Mattina

44 6 0
                                    


[Invadesti fin da subito i miei spazi,

con la tua sola presenza odiosa]


Il mio primo errore;

Bene. Devo proprio iniziare il racconto? E da dove parto?

Mhm...

Allora, tu sei un Titano nato e cresciuto in mezzo a un branco di barbari rincoglioniti. Solo mia sorella ogni tanto scendeva nel mondo mortale per parlarti.
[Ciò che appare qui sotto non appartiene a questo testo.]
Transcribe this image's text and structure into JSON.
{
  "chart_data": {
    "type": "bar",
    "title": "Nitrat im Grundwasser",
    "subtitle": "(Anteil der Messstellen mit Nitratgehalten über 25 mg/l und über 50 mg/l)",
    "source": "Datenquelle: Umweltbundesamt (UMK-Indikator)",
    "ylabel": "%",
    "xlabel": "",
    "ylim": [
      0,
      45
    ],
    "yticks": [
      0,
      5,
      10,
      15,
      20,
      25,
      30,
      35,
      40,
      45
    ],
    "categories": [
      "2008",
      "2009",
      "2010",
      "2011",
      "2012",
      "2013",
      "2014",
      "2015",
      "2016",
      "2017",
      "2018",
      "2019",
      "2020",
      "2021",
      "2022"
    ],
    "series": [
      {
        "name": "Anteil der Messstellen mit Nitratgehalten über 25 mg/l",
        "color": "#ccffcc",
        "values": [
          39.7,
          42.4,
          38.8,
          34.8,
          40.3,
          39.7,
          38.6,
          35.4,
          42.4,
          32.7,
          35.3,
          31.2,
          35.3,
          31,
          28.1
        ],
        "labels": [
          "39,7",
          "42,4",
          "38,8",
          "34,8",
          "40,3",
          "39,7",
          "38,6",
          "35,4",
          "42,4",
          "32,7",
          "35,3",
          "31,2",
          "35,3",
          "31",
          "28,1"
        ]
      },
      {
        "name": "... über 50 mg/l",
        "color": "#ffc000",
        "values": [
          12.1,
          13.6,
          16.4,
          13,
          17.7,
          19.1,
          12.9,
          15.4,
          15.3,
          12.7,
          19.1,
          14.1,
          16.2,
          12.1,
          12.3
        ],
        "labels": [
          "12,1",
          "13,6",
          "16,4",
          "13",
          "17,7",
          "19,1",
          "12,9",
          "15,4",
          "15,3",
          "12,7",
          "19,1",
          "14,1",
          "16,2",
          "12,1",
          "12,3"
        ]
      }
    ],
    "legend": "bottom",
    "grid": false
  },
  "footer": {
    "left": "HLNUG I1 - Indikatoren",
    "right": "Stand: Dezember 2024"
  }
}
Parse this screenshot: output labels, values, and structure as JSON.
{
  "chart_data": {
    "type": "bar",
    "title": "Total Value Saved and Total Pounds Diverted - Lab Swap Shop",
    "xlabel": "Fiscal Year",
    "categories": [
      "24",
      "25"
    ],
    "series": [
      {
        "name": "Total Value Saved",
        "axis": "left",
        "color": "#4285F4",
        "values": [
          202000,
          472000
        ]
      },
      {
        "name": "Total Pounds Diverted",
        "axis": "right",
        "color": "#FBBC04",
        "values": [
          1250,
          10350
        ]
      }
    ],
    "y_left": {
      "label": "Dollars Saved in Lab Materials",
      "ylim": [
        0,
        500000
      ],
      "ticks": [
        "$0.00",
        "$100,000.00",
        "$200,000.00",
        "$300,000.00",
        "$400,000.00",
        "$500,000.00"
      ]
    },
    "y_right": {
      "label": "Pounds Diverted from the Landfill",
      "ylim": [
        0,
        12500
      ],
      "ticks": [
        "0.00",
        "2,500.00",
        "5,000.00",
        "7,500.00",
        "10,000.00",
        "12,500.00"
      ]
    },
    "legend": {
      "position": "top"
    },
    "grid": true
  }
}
Io, invece, sono il dio della Strage, il potente Ares, nato e cresciuto nella superbia e nel disprezzo, curato appena da ninfe più impegnate con mio padre che con me. Ancora adesso, se ricordo quella lontana infanzia, sento i loro richiami preoccupati simili a distanti echi, proprio come li sentivo al tempo mentre correvo indisturbato nella natura, con quella stessa libertà che tu avevi tanto desiderato.

Vedi, io sono diverso da te, che hai sprecato la vita a studiare il comportamento umano. Io, nell'egoismo della mia solitudine, non ho mai avuto modo di sviluppare l'empatia, la pietà o altri buoni sentimenti che accomunano gli animi deboli.

Per questo, quando ti vidi sulla soglia dell'Accampamento, non provai altro desiderio se non quello di umiliarti: volevo sfregiare quel bel viso e quel bel corpo tanto decantati da Zeus, volevo solo rovinarti.

Ti trascinai quindi per la lunga chioma castana fino all'arena dei combattimenti e lì ordinai ai miei seguaci di trattarti con le dovute attenzioni. Solo in seguito mi raccontasti tutte le oscenità vissute in quei lunghi, eterni momenti, dal taglio dei capelli, fino al denudamento e alla totale umiliazione.

Ricoperto di fango, sputi, urina.

Quanto eri caduto in basso, Titano.

Mi sedetti sugli spalti in mezzo agli altri Makhai e attesi. In me ardeva il desiderio di vederti morto, di assaporare il sibilo strozzato del tuo ultimo respiro.

« Chi è quel ragazzo?» Pόlemos, che aveva preso posto accanto a me, sembrò stupito -e vagamente affascinato- alla vista di un così grazioso fanciullo in un covo di guerrieri temprati e sfregiati dalla guerra.

Una vera e propria rarità.

O, semplicemente, un elemento di disturbo.

Stonavi terribilmente in mezzo alle mostruosità generate dalla battaglia.

« Qualcuno che morirà presto.» fu la mia risposta secca, priva di sentimento, anche se per qualche motivo non riuscivo proprio a staccare gli occhi cremisi dal tuo corpo statuario.

Sì, forse la tua bellezza aveva fatto breccia nel mio interesse fin da subito, ma per altri motivi, non per quelli che pensi tu: non hai i tratti dolci ed effeminati di Ganimede, bensì i tuoi occhi sono sottili, tipici delle tribù barbare, così come il resto del viso affilato, la carnagione baciata dal Sole e la tua bassezza, che non è mai riuscita a toccare neppure la mia spalla.

Possederti, equivale possedere interi territori inesplorati, selvaggi... liberi dal giogo di noi divinità.

Questa è la tua vera bellezza.


[Desiderai ucciderti,

desiderai scagliarti nel Tártaros con le mie stesse mani]


Il mio secondo errore;

Una notte, in uno dei tuoi numerosi, eterni, insopportabili sproloqui, iniziasti a farneticare qualcosa sul fatto che, secondo te, avevo l'animo di un bambino, tanto feroce e sanguinario quanto estremamente ingenuo e per questo, in quell'ormai lontano giorno nell'arena, dopo aver contemplato a lungo la tua armonica danza con cui avevi mietuto vittime su vittime, non ero riuscito a frenare l'istinto.